The first component installed in our build process of the SETA A1 is our power supply. Installing from the right side of the case is pretty standard, and there was plenty of room for our power supply to slide in. It really helps to have a fully modular unit when building, though there should still be room for a non-modular unit as well.
Next up is our motherboard, which we had no issues installing at all. We really appreciate the inclusion of the standoffs that keep your motherboard in place while inserting screws. This makes the installation process that much easier, especially when using a motherboard with an insulated I/O shield. The SETA A1 supports CPU coolers up to 175mm in height, which was plenty of room for our Hyper 212 Evo.
The internal mounting hardware for add in cards made our video card installation quick an easy, and the slight cutout for screwdriver access makes removing and installing screws a breeze. While we are using a compact version of the GTX 970, the SETA A1 supports add-in cards up to 350mm in length with the stock front fans, and 325mm in length if you choose to mount 25mm thick fans inside the case.

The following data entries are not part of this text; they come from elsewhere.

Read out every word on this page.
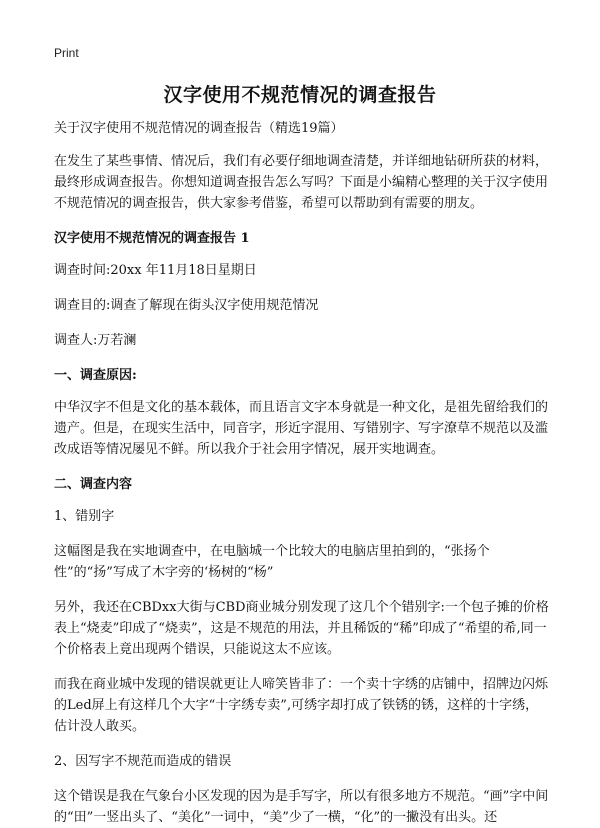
Print
汉字使用不规范情况的调查报告

关于汉字使用不规范情况的调查报告（精选19篇）

在发生了某些事情、情况后，我们有必要仔细地调查清楚，并详细地钻研所获的材料，最终形成调查报告。你想知道调查报告怎么写吗？下面是小编精心整理的关于汉字使用不规范情况的调查报告，供大家参考借鉴，希望可以帮助到有需要的朋友。

汉字使用不规范情况的调查报告 1

调查时间:20xx 年11月18日星期日

调查目的:调查了解现在街头汉字使用规范情况

调查人:万若澜

一、调查原因:

中华汉字不但是文化的基本载体，而且语言文字本身就是一种文化，是祖先留给我们的遗产。但是，在现实生活中，同音字，形近字混用、写错别字、写字潦草不规范以及滥改成语等情况屡见不鲜。所以我介于社会用字情况，展开实地调查。

二、调查内容

1、错别字

这幅图是我在实地调查中，在电脑城一个比较大的电脑店里拍到的，“张扬个性”的“扬”写成了木字旁的‘杨树的“杨”

另外，我还在CBDxx大街与CBD商业城分别发现了这几个个错别字:一个包子摊的价格表上“烧麦”印成了“烧卖”，这是不规范的用法，并且稀饭的“稀”印成了“希望的希,同一个价格表上竟出现两个错误，只能说这太不应该。

而我在商业城中发现的错误就更让人啼笑皆非了：一个卖十字绣的店铺中，招牌边闪烁的Led屏上有这样几个大字“十字绣专卖”,可绣字却打成了铁锈的锈，这样的十字绣，估计没人敢买。

2、因写字不规范而造成的错误

这个错误是我在气象台小区发现的因为是手写字，所以有很多地方不规范。“画”字中间的“田”一竖出头了、“美化”一词中，“美”少了一横，“化”的一撇没有出头。还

As we mentioned earlier, the SETA A1 uses drive trays for the 2.5″ drives, and these can be mounted either behind the motherboard or on the power supply shroud. We chose to place our drive behind the motherboard, and after securing the drive to the tray with four screws, a single thumbscrew was all it took to keep the drive in place.
Next we were ready to wire up the included ARGB controller. As we previously mentioned, we decided to connect our reset switch wiring to the controller so that we could adjust the lighting from outside of the case. We then connected the single 3-pin ARGB cable from the front light strips to one of the controller’s headers. We then connected the controller’s SATA connection to our power supply, finalizing the controller setup.

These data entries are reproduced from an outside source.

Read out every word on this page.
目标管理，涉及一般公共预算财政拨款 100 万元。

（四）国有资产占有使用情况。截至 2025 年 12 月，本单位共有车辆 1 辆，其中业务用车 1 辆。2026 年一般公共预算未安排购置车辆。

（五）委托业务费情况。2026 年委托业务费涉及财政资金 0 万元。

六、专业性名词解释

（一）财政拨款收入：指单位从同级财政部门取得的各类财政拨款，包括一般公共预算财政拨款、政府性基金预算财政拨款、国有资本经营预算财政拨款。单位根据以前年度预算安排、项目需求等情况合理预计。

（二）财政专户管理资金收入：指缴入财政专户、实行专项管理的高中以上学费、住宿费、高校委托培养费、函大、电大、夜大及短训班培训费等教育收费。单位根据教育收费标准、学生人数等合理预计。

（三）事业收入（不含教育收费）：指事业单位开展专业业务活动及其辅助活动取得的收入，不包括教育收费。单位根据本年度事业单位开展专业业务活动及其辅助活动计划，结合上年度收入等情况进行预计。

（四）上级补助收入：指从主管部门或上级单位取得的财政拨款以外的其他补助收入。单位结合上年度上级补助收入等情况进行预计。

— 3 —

Last, but certainly not least, we connected the rest of our power and data cables, routing them in the most efficient manners possible using only the included zip ties and twist ties. Routing the cabling was quite easy thanks to the plentiful cable management cutouts, though we would have liked to see rubber grommets in these cutouts for improved aesthetics.
With the system powered on, we got a good look at the front panel and the back-lit glow that appears behind the aluminum front facade. Cycling through the various lighting modes via the reset switch provided us with plenty of options for the light strips, and even more options are available when pairing the controller with a compatible motherboard.